---
id: "framework-memory-optimization-landscape"
type: "framework"
source_timestamps: ["16:22:00", "19:50:00"]
tags: ["industry-landscape", "taxonomy", "optimization"]
related: ["concept-turboquant", "concept-multi-head-latent-attention", "concept-kv-cache", "entity-h2o", "entity-deepseek-v2"]
steps_count: 5
sources: ["s49-killed-ram-limits"]
sourceVaultSlug: "s49-killed-ram-limits"
originDay: 49
---
# The 5 Approaches to AI Memory Optimization

[[concept-turboquant]] is just **one part** of a broader industry-wide attack on the memory bottleneck. There are five distinct vectors of innovation currently being pursued. Production systems can stack multiple approaches simultaneously.

## 1. Quantization

Compressing the data representation itself. **Examples**: [[concept-turboquant]], ZipCache.

The goal: pack the same information into fewer bits. Turboquant is the most aggressive published example — losslessly down to 3 bits.

## 2. Eviction and Sparsity

Throwing away tokens that don't matter and keeping only high-attention tokens. **Examples**: [[entity-h2o]]'s approach, SnapKV, StreamingLLM.

The goal: reduce the number of tokens stored, not the bits per token.

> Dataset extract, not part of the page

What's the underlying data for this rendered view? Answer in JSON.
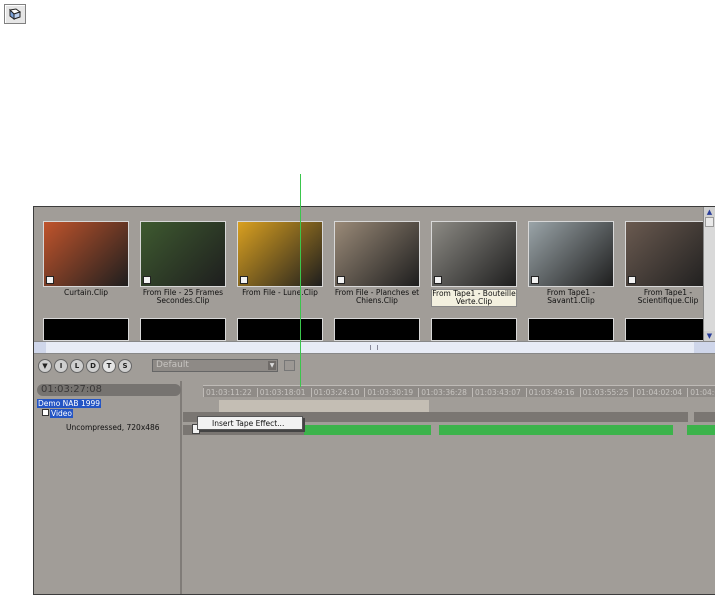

## 3. Architectural Redesign

Changing the model structure to require less memory **by design** rather than by post-hoc compression. **Examples**: [[concept-multi-head-latent-attention]] in [[entity-deepseek-v2]], IBM Granite 4.0.

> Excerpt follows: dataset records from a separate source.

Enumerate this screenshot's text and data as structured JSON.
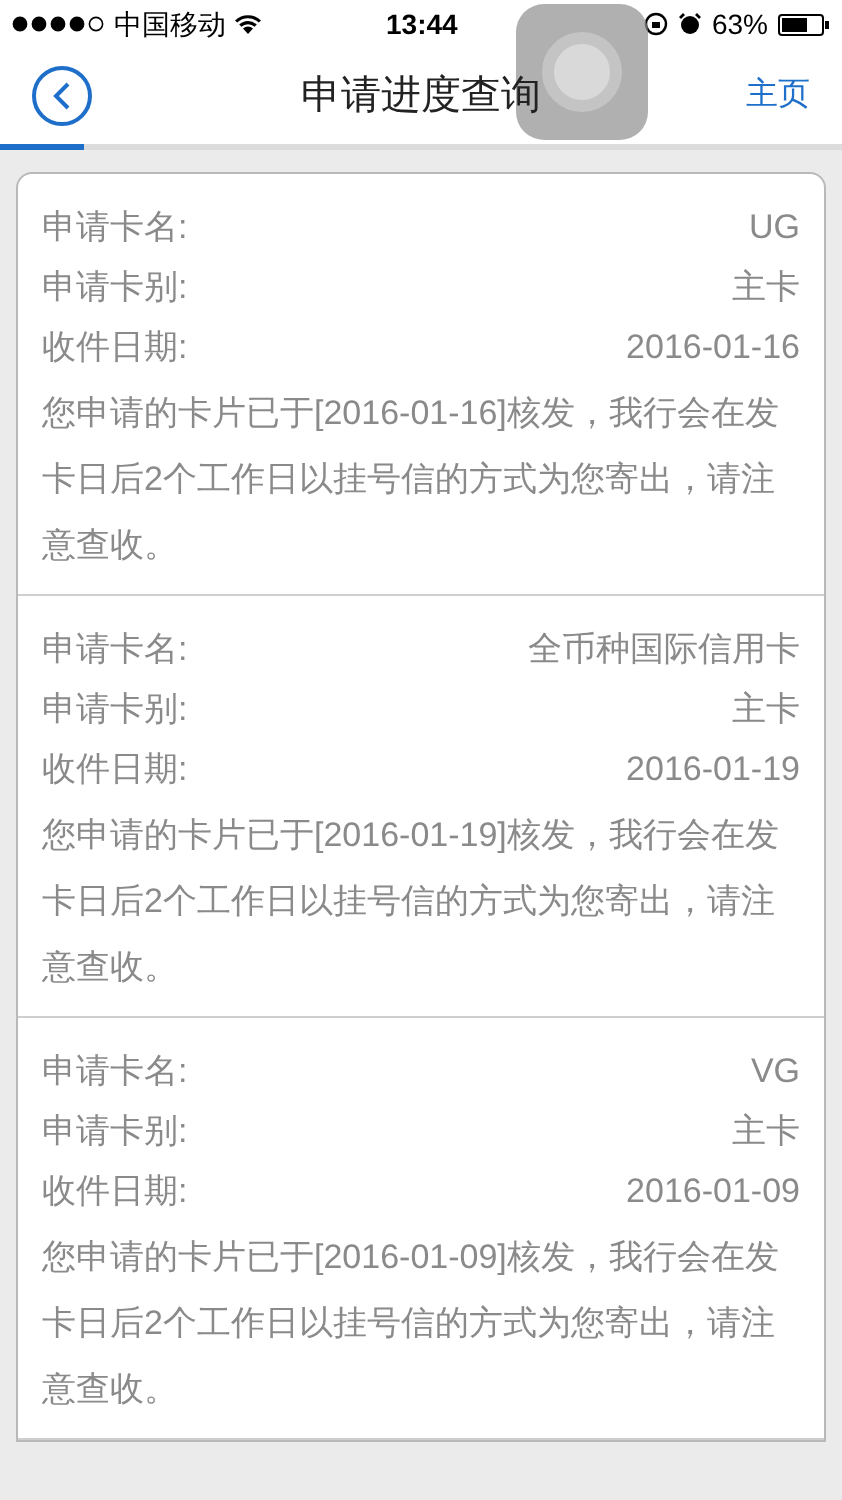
{
  "status_bar": {
    "carrier": "中国移动",
    "time": "13:44",
    "battery": "63%"
  },
  "header": {
    "title": "申请进度查询",
    "right_link": "主页"
  },
  "progress": {
    "level": 0.1
  },
  "applications": [
    {
      "fields": [
        {
          "label": "申请卡名:",
          "value": "UG"
        },
        {
          "label": "申请卡别:",
          "value": "主卡"
        },
        {
          "label": "收件日期:",
          "value": "2016-01-16"
        }
      ],
      "message": "您申请的卡片已于[2016-01-16]核发，我行会在发卡日后2个工作日以挂号信的方式为您寄出，请注意查收。"
    },
    {
      "fields": [
        {
          "label": "申请卡名:",
          "value": "全币种国际信用卡"
        },
        {
          "label": "申请卡别:",
          "value": "主卡"
        },
        {
          "label": "收件日期:",
          "value": "2016-01-19"
        }
      ],
      "message": "您申请的卡片已于[2016-01-19]核发，我行会在发卡日后2个工作日以挂号信的方式为您寄出，请注意查收。"
    },
    {
      "fields": [
        {
          "label": "申请卡名:",
          "value": "VG"
        },
        {
          "label": "申请卡别:",
          "value": "主卡"
        },
        {
          "label": "收件日期:",
          "value": "2016-01-09"
        }
      ],
      "message": "您申请的卡片已于[2016-01-09]核发，我行会在发卡日后2个工作日以挂号信的方式为您寄出，请注意查收。"
    }
  ]
}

The goal: train models from scratch with smaller-footprint attention.

## 4. Offloading and Tiering

Shifting memory from expensive GPU [[entity-hbm]] cache to cheaper CPU RAM or disk storage for high-throughput workloads. **Examples**: ShadowKV, FlexGen.

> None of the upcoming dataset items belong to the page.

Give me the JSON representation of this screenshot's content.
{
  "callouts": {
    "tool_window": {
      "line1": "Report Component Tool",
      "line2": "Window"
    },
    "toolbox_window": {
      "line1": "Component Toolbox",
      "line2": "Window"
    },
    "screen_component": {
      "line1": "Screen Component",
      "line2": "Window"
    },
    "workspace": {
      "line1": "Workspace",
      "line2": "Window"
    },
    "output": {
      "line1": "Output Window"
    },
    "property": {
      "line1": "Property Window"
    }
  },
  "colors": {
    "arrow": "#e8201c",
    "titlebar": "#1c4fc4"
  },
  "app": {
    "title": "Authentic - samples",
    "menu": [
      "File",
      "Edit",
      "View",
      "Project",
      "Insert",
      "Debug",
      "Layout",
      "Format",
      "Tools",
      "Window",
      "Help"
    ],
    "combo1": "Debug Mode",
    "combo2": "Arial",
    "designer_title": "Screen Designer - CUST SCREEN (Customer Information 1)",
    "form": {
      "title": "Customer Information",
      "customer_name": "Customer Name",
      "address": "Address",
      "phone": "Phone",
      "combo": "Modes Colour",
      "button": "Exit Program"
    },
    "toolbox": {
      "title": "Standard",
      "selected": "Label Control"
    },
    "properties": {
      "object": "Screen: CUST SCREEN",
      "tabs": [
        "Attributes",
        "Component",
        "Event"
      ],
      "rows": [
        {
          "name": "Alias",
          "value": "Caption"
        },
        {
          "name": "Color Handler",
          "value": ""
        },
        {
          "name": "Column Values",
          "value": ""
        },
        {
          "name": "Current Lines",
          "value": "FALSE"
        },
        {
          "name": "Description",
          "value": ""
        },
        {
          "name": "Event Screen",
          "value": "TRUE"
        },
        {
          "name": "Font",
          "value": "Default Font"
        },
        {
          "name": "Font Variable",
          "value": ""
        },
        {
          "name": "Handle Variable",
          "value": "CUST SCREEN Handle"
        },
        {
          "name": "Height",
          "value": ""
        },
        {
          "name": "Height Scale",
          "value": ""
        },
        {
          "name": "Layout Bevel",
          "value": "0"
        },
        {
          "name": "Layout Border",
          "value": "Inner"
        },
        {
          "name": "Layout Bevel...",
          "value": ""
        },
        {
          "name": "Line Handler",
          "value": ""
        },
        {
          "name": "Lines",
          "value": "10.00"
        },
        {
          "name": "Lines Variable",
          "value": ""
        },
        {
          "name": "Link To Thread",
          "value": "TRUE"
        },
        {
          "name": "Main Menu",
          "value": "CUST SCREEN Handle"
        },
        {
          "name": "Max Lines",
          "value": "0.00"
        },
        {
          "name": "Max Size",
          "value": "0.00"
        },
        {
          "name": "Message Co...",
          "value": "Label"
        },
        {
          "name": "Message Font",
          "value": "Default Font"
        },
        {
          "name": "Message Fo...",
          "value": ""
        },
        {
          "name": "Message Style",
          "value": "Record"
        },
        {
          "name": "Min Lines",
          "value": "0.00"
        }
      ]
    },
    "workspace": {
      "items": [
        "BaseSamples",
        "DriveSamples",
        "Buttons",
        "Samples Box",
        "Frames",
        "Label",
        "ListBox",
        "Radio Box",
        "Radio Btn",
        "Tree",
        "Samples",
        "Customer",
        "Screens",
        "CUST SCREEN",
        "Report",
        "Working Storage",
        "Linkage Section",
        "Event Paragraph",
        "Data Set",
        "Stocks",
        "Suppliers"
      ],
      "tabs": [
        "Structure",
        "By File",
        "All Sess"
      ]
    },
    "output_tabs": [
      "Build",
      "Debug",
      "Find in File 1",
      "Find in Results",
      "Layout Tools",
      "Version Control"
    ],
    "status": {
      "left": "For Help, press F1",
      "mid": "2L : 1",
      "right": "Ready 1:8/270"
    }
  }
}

The goal: trade latency for capacity by moving cold KV pairs out of HBM.

## 5. Attention Optimization

Restructuring how the GPU **reads and writes** memory to minimize transfers and make computation cheaper. **Example**: Flash Attention.

The goal: reduce the bandwidth cost of attention by reordering memory access patterns.

## How They Compose

A production stack can combine: MLA (architecture) + Turboquant (quantization) + H2O-style eviction + ShadowKV tiering + Flash Attention. The five vectors are largely orthogonal and stack multiplicatively.